Camus Cognac

Camus Cognac ist das letzte der großen Cognac Häuser, dass sich noch vollständig in Familienbesitz befindet – mittlerweile in der fünften Generation. Neben seiner Traditionsverbundenheit wusste das Unternehmen immer auch auf sich verändernde wirtschaftliche Bedingungen zu reagieren: sei es durch die konsequente Nutzung des internationalen Duty-Free-Markts, sei es durch die Eröffnung einer Cognac-Lounge im Herzen Pekings. Mit einer Produktpalette, die neben Cognac heute auch Wein, Champagner und Kaffee umfasst, werden von Camus breite Käuferschichten angesprochen. Dabei beweist das Haus immer wieder Mut zu ungewöhnlichen Schritten. Ein Beispiel dafür ist der Île de Ré Cognac, dessen Eaux-de-vie nicht aus dem klassischen Cognac-Anbaugebiet, sondern – daher auch der Name – aus einer vor der französischen Westküste gelegenen Insel stammen.

Geschichte
Ursprünglich 1863 von Jean-Baptiste Camus als Verbund verschiedener Weingüter zur gemeinsamen Cognac-Herstellung unter dem Namen “La Grande Marque” gegründet, wurde das Konsortium von ihm 1890 in alleiniger Verantwortung übernommen und trug fortan den Titel “Camus – La Grande Marque”. Nach seinem Tod im Jahre 1894 übernehmen die beiden Söhne die Leitung des Hauses.

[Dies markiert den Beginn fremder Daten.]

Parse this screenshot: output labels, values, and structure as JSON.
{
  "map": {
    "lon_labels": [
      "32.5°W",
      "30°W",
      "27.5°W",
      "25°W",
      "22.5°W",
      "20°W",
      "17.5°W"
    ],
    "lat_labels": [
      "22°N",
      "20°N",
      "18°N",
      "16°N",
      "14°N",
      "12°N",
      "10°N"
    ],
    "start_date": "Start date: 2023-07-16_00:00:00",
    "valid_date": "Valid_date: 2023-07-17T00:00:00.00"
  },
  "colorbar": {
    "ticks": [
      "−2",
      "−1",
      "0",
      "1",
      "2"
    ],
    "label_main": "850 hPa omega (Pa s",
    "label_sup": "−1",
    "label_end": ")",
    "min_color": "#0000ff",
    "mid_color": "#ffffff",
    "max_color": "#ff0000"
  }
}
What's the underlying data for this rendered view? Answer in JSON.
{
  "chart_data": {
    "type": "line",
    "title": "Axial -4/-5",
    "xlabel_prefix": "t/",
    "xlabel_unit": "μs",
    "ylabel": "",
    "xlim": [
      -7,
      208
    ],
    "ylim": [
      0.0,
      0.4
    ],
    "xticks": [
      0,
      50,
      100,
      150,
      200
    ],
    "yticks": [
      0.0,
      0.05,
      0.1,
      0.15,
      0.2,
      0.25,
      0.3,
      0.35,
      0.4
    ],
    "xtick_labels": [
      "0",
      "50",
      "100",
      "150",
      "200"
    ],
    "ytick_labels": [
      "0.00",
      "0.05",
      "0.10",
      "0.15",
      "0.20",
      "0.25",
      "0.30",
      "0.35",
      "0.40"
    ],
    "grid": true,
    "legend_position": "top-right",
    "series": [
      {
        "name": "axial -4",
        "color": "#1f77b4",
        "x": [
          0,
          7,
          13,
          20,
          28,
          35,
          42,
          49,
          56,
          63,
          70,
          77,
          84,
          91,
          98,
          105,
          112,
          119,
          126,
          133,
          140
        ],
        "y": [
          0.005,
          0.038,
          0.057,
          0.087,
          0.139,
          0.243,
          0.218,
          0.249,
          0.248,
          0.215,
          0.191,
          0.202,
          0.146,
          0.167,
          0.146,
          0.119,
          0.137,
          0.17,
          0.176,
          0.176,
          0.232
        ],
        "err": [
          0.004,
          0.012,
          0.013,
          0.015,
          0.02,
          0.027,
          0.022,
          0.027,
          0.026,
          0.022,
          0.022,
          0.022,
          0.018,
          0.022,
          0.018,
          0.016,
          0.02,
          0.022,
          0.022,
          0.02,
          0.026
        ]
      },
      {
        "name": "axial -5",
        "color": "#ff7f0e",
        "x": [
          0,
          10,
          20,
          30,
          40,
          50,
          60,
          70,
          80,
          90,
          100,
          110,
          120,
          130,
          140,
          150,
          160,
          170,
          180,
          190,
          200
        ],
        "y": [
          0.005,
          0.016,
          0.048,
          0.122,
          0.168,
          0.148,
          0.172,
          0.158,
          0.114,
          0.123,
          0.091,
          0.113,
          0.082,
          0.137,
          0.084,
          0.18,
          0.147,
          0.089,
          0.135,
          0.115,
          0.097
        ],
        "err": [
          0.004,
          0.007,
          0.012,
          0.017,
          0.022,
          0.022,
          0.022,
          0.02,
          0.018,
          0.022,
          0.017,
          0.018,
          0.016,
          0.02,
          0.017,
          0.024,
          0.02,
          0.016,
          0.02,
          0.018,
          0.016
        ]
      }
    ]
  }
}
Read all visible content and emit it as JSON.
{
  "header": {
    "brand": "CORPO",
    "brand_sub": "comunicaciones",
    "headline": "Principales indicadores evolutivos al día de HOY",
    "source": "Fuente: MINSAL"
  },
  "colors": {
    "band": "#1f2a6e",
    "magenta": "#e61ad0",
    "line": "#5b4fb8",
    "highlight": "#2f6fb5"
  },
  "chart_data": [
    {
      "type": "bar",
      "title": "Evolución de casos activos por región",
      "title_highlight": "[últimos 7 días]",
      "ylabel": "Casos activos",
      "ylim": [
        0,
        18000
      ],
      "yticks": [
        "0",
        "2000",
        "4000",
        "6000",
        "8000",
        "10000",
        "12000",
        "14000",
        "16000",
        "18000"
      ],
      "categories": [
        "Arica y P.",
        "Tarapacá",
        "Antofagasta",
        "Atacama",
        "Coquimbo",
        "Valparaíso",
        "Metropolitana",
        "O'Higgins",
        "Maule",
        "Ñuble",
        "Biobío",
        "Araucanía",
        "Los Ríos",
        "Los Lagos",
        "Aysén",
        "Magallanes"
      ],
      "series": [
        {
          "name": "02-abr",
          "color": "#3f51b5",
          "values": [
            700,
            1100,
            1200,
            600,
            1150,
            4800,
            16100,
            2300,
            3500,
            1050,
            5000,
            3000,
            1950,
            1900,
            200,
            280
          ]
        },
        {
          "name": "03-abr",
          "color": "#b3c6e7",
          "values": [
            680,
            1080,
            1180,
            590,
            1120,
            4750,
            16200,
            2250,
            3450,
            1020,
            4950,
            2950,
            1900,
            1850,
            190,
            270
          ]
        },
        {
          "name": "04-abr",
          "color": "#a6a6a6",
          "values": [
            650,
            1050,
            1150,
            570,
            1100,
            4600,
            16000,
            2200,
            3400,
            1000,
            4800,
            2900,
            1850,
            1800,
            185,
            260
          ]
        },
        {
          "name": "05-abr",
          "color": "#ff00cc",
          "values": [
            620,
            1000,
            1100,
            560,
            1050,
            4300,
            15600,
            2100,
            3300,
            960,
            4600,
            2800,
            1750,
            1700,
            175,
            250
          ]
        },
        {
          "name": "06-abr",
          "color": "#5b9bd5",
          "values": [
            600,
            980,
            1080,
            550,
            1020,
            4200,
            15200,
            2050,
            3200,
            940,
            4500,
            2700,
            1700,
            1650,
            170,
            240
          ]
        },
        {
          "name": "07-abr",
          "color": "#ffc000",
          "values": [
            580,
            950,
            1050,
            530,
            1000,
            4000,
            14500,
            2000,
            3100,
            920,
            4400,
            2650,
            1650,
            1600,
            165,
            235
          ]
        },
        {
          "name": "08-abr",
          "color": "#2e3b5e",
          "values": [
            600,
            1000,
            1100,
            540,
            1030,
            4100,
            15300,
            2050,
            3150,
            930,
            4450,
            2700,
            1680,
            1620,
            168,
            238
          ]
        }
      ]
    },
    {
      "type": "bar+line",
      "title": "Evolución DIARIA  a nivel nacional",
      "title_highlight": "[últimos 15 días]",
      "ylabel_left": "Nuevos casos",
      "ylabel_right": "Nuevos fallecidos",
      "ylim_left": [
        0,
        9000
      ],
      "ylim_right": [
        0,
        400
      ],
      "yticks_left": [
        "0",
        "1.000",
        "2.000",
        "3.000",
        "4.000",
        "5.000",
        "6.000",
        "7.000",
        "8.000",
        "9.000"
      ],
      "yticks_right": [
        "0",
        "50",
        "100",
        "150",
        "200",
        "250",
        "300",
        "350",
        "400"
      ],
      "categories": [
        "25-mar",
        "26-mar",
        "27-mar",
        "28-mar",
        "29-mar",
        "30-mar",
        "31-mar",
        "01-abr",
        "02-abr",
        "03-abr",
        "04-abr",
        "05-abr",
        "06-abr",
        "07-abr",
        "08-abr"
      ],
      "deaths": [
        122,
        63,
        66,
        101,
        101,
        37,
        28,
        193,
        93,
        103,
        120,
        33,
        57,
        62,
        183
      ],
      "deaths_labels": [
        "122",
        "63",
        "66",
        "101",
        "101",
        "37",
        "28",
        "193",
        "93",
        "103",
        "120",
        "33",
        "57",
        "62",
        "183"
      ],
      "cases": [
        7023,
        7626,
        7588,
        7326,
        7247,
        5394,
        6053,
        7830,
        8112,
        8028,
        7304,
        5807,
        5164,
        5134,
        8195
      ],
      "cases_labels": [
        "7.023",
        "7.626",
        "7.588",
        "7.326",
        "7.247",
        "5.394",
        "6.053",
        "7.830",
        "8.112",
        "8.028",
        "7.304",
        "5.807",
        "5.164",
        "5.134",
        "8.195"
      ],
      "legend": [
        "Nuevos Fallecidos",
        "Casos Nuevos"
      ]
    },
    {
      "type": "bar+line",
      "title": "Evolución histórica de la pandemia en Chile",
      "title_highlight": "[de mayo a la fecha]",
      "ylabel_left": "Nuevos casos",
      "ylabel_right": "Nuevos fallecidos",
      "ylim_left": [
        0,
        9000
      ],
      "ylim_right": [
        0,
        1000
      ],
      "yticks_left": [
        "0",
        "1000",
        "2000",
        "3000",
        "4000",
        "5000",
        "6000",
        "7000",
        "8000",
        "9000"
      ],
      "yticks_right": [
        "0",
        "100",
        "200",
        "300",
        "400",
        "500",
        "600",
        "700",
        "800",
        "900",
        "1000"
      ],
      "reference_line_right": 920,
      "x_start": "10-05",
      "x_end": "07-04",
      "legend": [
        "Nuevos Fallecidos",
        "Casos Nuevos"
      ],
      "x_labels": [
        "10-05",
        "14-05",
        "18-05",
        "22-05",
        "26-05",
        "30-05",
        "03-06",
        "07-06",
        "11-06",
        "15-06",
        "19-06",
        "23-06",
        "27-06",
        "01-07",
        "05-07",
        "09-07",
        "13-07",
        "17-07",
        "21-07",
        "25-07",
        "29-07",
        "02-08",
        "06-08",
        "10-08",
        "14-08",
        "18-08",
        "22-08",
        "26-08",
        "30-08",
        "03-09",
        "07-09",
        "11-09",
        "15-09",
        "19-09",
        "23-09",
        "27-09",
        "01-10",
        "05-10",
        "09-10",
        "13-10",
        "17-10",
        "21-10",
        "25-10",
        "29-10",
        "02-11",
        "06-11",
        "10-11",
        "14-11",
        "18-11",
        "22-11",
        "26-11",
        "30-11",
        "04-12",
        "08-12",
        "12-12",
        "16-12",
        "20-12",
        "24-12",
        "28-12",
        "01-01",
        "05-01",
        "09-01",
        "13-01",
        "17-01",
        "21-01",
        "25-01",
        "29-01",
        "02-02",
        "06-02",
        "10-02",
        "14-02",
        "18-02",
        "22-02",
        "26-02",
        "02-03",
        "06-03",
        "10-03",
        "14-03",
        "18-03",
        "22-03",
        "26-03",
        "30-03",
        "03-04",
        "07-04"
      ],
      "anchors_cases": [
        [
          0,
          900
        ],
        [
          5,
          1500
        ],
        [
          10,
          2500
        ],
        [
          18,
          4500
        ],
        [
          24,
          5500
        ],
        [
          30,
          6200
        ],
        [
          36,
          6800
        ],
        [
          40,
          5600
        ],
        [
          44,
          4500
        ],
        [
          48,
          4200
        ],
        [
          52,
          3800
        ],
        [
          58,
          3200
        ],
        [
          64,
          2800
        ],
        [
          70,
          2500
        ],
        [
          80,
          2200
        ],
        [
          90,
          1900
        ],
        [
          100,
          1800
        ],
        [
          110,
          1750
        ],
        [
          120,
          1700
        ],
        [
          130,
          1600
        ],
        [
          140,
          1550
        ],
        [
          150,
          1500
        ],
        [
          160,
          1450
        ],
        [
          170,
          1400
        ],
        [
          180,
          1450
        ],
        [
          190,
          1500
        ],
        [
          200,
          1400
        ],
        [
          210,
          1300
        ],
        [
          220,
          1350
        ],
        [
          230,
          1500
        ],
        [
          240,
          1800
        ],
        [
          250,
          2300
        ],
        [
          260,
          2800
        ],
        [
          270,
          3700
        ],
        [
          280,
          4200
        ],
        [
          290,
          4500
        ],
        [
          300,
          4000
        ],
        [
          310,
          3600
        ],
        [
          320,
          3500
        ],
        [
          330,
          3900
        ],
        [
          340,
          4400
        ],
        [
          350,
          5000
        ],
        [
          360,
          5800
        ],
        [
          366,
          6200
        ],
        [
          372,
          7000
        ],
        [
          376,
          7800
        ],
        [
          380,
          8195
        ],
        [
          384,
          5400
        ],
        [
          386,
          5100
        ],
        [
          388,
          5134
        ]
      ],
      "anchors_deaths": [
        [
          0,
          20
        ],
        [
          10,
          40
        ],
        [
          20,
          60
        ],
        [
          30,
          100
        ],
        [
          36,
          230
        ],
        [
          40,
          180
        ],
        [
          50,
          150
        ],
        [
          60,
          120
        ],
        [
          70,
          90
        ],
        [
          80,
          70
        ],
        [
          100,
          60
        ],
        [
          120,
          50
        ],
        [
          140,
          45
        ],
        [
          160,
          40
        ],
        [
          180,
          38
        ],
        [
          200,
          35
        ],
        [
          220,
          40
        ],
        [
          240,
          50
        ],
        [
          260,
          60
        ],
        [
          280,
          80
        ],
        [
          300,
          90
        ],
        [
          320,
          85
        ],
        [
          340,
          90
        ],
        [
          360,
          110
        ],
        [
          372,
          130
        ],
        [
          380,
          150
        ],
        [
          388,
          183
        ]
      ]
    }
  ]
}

Während sich der ältere, Edmond, als Kellermeister betätigt und – als einer der ersten in der Cognac-Branche überhaupt – anregt, die Brände in einheitlich beschrifteten Flaschen zu verkaufen, widmet sich der jüngere, Gaston, dem Exportgeschäft. 1910 gelingt ihm der Coup, dass Camus offizieller Lieferant des letzten Zaren von Russland, Nicolai II. wird. 1932 tritt Michel Camus ins Geschäft ein und bringt das Exportgeschäft weiter voran, insbesondere, indem er das gewaltige Potential des Duty-Free-Markts erkennt, der zu einem Grundpfeiler des internationalen Erfolgs von Camus Copgnac werden soll. So beginnt in den 1960er Jahren die Zusammenarbeit mit der amerikanischen Duty-Free-Shoppers-Gruppe, bei der das Sortiment um exklusive Dekanter aus Limogese-Porzellan und Baccarat-Kristall erweitert wird. 1977 wird Jean-Paul Camus neben seinem Vater Kellermeister und übernimmt nach und nach das internationale Geschäft. Die schon zuvor betriebene Expansion in den asiatischen Raum trägt entscheidend dazu bei, Camus als eines der fünf größten Cognac-Häuser weltweit zu etablieren.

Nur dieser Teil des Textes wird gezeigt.